Standard for closed captioning for ATSC digital television

CTA-708 (formerly EIA-708 and CEA-708) is the standard for closed captioning for ATSC digital television (DTV) broadcasts in the United States and Canada. It was developed by the Consumer Electronics sector of the Electronic Industries Alliance, which later became the standalone organization Consumer Technology Association. It replaced the previous EIA-608 standard for captioning, which was designed for analog NTSC broadcasts.

Unlike RLE DVB and DVD subtitles, CTA-708 captions are low bandwidth and textual like traditional EIA-608 captions and EBU Teletext subtitles. However, unlike EIA-608, CTA-708 captions must be pre-rendered by the receiver with the digital video frames. The prior 608 standard transmitted subtitles on an invisible line (line 21) of NTSC's vertical blanking interval (VBI). This is no longer possible on digital receivers using ATSC.

The CTA-708 standard also includes more of the Latin-1 character set, and includes stubs to support full UTF-32 captions as well as downloadable fonts. CTA-708 caption streams can also optionally encapsulate EIA-608 byte pairs internally, which was still more common than native CTA-708 in 2015.
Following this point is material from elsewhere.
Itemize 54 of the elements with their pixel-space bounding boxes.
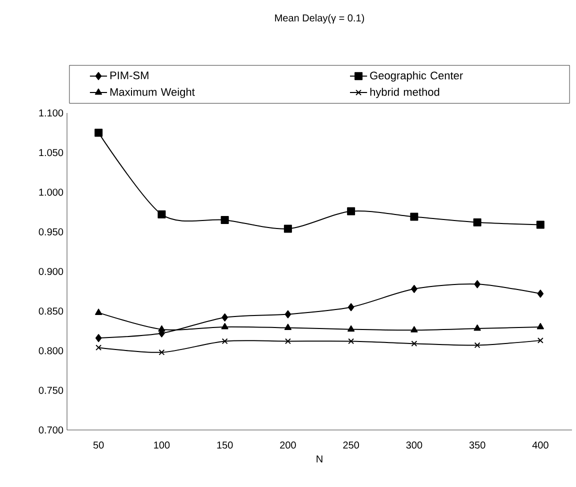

CTA-708 captions are injected into MPEG-2 video streams in the picture user data. The packets are in picture order, and must be rearranged just like picture frames are. This is known as the DTVCC Transport Stream. It is a fixed-bandwidth channel that has 960 bit/s typically allocated for backward compatible "encapsulated" Line 21 captions, and 8640 bit/s allocated for CTA-708 captions, for a total of 9600 bit/s. The ATSC A/53 Standard contains the encoding specifics. The main form of signalling is via a PSIP caption descriptor which indicates the language of each caption and if formatted for "easy reader" (3rd grade level for language learners) in the PSIP EIT on a per event basis and optionally in the H.222 PMT only if the video always sends caption data.

CTA-708 caption decoders are required in the U.S. by FCC regulation in all 13 in diagonal or larger digital televisions. Further, some broadcasters are required by FCC regulations to caption a percentage of their broadcasts.